Leveraging Enterprise #PPM Systems to Survive the Compliance Audit
Posted by Dan De Grazia on Thu, Dec 01, 2011 @ 06:08 PM
Almost all organizations run IT projects that fall under a governance and audit framework or regulatory imperative such as Sarbanes-Oxley, CoBit, OSHA and HIPPA. Recently, several of our clients and prospects have taken an interest in leveraging a PPM system (in this case Instantis EnterpriseTrack) to ensure that their project management processes are in compliance and will successfully pass regulatory and other types of audits. They can also use the system, of course, to manage projects aimed at bringing processes or products into compliance.
Here are some key capabilities that PPM systems can bring to bear in efforts to manage compliance and audit requirements.
1. Secure Document Management. Companies that deploy a PPM system such as EnterpriseTrack are typically migrating from unsecured document directory structures to secured and auditable document management. This single step provides compliance across a broad range of audit types since it secures both “raw” data such as customer and financial information as well as project files which need to be auditable to comply with other types of audits.
2. Process Repeatability and Traceability. PPM systems ensure that projects are executed using repeatable, enforceable and traceable steps or roadmaps defined and stored centrally as secure templates rather than Microsoft Project plans or Excel spreadsheets that may exist in an unsecured fashion on desktops, laptops and server directories.
3. Financial Validation. In the case of EnterpriseTrack secure financial tracking, especially if it is materially significant in the SOX sense, is facilitated with an option for both automatic (the auditors favorite) and manual snapshots to ensure validity.
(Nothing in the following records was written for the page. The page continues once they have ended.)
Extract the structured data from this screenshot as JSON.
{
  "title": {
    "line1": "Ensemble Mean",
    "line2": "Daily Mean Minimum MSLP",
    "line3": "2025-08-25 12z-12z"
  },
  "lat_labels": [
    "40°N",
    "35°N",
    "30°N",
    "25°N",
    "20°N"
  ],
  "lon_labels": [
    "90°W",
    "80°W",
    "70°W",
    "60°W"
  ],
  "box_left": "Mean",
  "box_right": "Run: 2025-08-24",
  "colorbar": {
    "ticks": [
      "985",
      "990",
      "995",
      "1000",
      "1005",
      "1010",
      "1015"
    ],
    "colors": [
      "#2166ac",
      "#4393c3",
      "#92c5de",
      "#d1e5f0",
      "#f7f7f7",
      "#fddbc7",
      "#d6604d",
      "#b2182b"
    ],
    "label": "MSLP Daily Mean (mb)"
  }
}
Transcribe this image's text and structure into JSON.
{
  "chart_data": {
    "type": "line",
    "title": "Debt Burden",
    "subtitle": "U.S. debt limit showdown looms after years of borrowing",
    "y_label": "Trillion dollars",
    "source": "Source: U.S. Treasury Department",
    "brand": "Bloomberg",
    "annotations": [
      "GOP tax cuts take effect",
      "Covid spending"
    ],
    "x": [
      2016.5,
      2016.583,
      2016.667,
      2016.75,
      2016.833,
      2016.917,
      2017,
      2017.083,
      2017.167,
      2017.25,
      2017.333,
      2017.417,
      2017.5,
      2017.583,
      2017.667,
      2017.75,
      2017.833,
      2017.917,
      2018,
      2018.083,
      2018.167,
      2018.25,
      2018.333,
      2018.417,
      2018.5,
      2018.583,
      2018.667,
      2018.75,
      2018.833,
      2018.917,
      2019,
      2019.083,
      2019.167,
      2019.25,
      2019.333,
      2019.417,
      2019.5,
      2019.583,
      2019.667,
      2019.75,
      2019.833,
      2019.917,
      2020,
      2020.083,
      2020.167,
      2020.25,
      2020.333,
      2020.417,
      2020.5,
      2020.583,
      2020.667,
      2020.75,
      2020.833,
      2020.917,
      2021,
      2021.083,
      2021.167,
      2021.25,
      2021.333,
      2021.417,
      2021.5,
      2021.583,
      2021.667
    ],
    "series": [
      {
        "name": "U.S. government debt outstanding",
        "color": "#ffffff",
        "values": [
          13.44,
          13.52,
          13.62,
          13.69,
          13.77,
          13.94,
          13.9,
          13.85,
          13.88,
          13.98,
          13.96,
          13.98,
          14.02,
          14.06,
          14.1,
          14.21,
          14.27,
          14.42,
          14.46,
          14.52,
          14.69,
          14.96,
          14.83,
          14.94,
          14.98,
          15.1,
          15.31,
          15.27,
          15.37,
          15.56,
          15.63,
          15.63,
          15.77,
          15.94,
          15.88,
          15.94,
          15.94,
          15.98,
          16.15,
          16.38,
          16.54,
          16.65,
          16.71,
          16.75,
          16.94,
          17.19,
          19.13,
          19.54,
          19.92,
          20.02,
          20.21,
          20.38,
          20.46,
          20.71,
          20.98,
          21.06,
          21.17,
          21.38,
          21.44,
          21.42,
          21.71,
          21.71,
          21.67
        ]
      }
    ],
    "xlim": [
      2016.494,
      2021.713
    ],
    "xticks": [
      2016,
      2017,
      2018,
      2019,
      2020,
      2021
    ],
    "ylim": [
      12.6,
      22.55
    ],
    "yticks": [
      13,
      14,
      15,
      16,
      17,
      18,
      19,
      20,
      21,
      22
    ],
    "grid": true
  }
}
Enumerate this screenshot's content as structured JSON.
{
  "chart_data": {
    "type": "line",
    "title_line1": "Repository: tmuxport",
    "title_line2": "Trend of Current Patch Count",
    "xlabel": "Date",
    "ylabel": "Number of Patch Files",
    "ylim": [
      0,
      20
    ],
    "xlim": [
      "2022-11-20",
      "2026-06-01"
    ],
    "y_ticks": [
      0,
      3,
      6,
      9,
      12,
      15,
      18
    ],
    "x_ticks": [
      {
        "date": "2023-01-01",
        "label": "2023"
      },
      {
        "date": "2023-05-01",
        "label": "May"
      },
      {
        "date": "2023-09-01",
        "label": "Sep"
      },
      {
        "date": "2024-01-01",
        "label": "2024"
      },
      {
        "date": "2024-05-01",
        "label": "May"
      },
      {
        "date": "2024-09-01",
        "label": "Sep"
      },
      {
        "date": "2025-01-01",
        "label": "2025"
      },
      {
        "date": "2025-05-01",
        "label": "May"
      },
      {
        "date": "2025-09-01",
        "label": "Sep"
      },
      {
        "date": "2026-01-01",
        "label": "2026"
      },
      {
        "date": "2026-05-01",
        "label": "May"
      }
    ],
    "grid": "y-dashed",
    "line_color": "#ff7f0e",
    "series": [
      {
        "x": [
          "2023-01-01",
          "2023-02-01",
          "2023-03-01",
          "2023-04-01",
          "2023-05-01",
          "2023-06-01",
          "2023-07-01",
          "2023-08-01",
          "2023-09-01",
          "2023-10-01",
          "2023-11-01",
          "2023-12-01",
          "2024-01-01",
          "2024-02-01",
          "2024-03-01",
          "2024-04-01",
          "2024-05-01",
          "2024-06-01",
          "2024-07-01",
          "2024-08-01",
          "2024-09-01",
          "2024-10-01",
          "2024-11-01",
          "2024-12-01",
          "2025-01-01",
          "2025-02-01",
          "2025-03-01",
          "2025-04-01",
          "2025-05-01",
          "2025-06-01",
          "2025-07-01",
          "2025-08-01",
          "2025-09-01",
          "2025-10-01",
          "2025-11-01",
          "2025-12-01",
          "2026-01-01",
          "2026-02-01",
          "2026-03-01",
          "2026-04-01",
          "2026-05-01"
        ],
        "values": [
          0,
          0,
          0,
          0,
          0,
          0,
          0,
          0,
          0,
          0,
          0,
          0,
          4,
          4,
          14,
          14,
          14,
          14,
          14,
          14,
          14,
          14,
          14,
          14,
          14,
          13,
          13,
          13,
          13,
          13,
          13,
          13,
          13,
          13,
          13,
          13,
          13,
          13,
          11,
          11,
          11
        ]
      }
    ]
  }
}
While many projects do not by themselves have material significance, taken as a whole, an enterprise portfolio of projects can represent millions of dollars in cost savings (e.g. Lean Six Sigma, CapEx and IT infrastructure project portfolios).
4. Compliance “Program” Management. Audits of all types, OSHA, HIPPA, SOX, CoBit, etc., are executed as large projects, usually made up of several small “projects” -- which represent sub-audits of an overall audit plan. Here, PPM systems enables you to leverage support for program management constructs which, in turn, allow you to manage and report on a set of related, and potentially inter-dependent, projects. Using your secure Enterprise PPM system to manage your internal audits sends a strong signal to your external auditors that you take the process very seriously.
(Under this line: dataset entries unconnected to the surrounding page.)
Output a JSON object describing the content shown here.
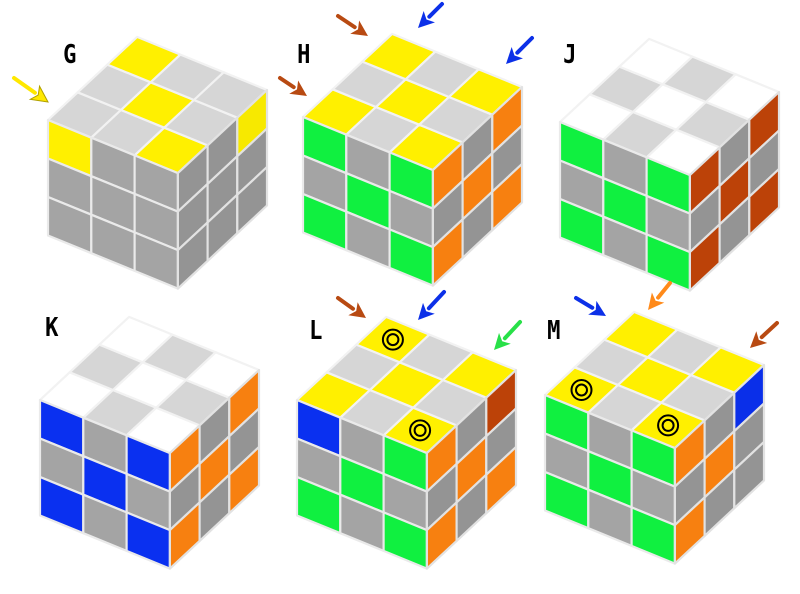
{
  "colors": {
    "X": "#a2a2a2",
    "Y": "#fff000",
    "G": "#10f040",
    "W": "#ffffff",
    "B": "#0a30f0",
    "O": "#ff8410",
    "R": "#c24408"
  },
  "arrow_colors": {
    "yellow": "#ffe800",
    "brown": "#b84a12",
    "blue": "#0c30e8",
    "green": "#28e048",
    "orange": "#ff8a1a"
  },
  "cubes": [
    {
      "label": "G",
      "top": [
        [
          "X",
          "X",
          "Y"
        ],
        [
          "X",
          "Y",
          "X"
        ],
        [
          "Y",
          "X",
          "X"
        ]
      ],
      "front": [
        [
          "Y",
          "X",
          "X"
        ],
        [
          "X",
          "X",
          "X"
        ],
        [
          "X",
          "X",
          "X"
        ]
      ],
      "right": [
        [
          "X",
          "X",
          "Y"
        ],
        [
          "X",
          "X",
          "X"
        ],
        [
          "X",
          "X",
          "X"
        ]
      ],
      "markers": []
    },
    {
      "label": "H",
      "top": [
        [
          "Y",
          "X",
          "Y"
        ],
        [
          "X",
          "Y",
          "X"
        ],
        [
          "Y",
          "X",
          "Y"
        ]
      ],
      "front": [
        [
          "G",
          "X",
          "G"
        ],
        [
          "X",
          "G",
          "X"
        ],
        [
          "G",
          "X",
          "G"
        ]
      ],
      "right": [
        [
          "O",
          "X",
          "O"
        ],
        [
          "X",
          "O",
          "X"
        ],
        [
          "O",
          "X",
          "O"
        ]
      ],
      "markers": []
    },
    {
      "label": "J",
      "top": [
        [
          "W",
          "X",
          "W"
        ],
        [
          "X",
          "W",
          "X"
        ],
        [
          "W",
          "X",
          "W"
        ]
      ],
      "front": [
        [
          "G",
          "X",
          "G"
        ],
        [
          "X",
          "G",
          "X"
        ],
        [
          "G",
          "X",
          "G"
        ]
      ],
      "right": [
        [
          "R",
          "X",
          "R"
        ],
        [
          "X",
          "R",
          "X"
        ],
        [
          "R",
          "X",
          "R"
        ]
      ],
      "markers": []
    },
    {
      "label": "K",
      "top": [
        [
          "W",
          "X",
          "W"
        ],
        [
          "X",
          "W",
          "X"
        ],
        [
          "W",
          "X",
          "W"
        ]
      ],
      "front": [
        [
          "B",
          "X",
          "B"
        ],
        [
          "X",
          "B",
          "X"
        ],
        [
          "B",
          "X",
          "B"
        ]
      ],
      "right": [
        [
          "O",
          "X",
          "O"
        ],
        [
          "X",
          "O",
          "X"
        ],
        [
          "O",
          "X",
          "O"
        ]
      ],
      "markers": []
    },
    {
      "label": "L",
      "top": [
        [
          "Y",
          "X",
          "Y"
        ],
        [
          "X",
          "Y",
          "X"
        ],
        [
          "Y",
          "X",
          "Y"
        ]
      ],
      "front": [
        [
          "B",
          "X",
          "G"
        ],
        [
          "X",
          "G",
          "X"
        ],
        [
          "G",
          "X",
          "G"
        ]
      ],
      "right": [
        [
          "O",
          "X",
          "R"
        ],
        [
          "X",
          "O",
          "X"
        ],
        [
          "O",
          "X",
          "O"
        ]
      ],
      "markers": [
        [
          0,
          2
        ],
        [
          2,
          0
        ]
      ]
    },
    {
      "label": "M",
      "top": [
        [
          "Y",
          "X",
          "Y"
        ],
        [
          "X",
          "Y",
          "X"
        ],
        [
          "Y",
          "X",
          "Y"
        ]
      ],
      "front": [
        [
          "G",
          "X",
          "G"
        ],
        [
          "X",
          "G",
          "X"
        ],
        [
          "G",
          "X",
          "G"
        ]
      ],
      "right": [
        [
          "O",
          "X",
          "B"
        ],
        [
          "X",
          "O",
          "X"
        ],
        [
          "O",
          "X",
          "X"
        ]
      ],
      "markers": [
        [
          0,
          0
        ],
        [
          2,
          0
        ]
      ]
    }
  ],
  "arrows": [
    {
      "cube": "G",
      "color": "yellow"
    },
    {
      "cube": "H",
      "color": "brown"
    },
    {
      "cube": "H",
      "color": "brown"
    },
    {
      "cube": "H",
      "color": "blue"
    },
    {
      "cube": "H",
      "color": "blue"
    },
    {
      "cube": "L",
      "color": "brown"
    },
    {
      "cube": "L",
      "color": "blue"
    },
    {
      "cube": "L",
      "color": "green"
    },
    {
      "cube": "M",
      "color": "blue"
    },
    {
      "cube": "M",
      "color": "orange"
    },
    {
      "cube": "M",
      "color": "brown"
    }
  ]
}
5. Audit Trails/Logs. Auditors want to know, for example, if the tape backup audit is complete; how the security access badge control software is performing; and, are there any findings from such processes so far (material or otherwise). Obviously, this needs to be tracked. And, for the Audit team, it’s important to be able to easily identify which items are critical and what the status of those items is (e.g. fixed, late, etc.). This is all out-of-the-box functionality for PPM systems like EnterpriseTrack. The system can also provide access control levels to project, program and process data that are very granular (which is important to auditors) and easily defined (which is important to user adoption).
6. Audit Reporting. Reporting is critical for managing the audit process and summarizing and sharing key findings with stakeholders. For example, EnterpriseTrack has the ability to generate progress and "finding alerts" during the audit, and share these in emails and on dashboards and reports. Post-audit, the user can generate a presentation using our unique PowerPoint Storyboard reporting capability. This functionality allows the auditor to present the audit process, the evidentiary documents, and other audit-critical data using a secure, consistent and automated system. This can be leveraged to go beyond communicating findings to recommending best practices and process improvements.
7. PPM System and Data Centers Operations Compliance. The system used to plan and execute the audit itself must be secure and auditable if deployed on customer premises or in the cloud. If the system of record is deployed in the cloud (e.g., EnterpriseTrack SaaS option), this obviously has implications for security claims and procedures for both the project portfolio being audited and the audit projects as well. The EnterpriseTrack cloud-based data center, for example, has been the subject of numerous audits and can provide Statement on Auditing Standards (SAS-70) documentation that large global enterprises and third-party audit teams require. The results can be leveraged as evidence to meet audit requirements. This takes the bulk of the compliance audit response burden off of your internal IT staff compared to on-premise data center deployment scenarios. Let’s face it, cloud safety both physical and electronic is still a concern.
In general, PPM systems are underutilized for the purpose of compliance and audit management. As awareness of PPM system business value in this arena and success stories grow, we expect to see this change. Companies that adopt this technology early get back to generating business results instead of documenting them which is critical to keeping staffing lean while you try to expand your business.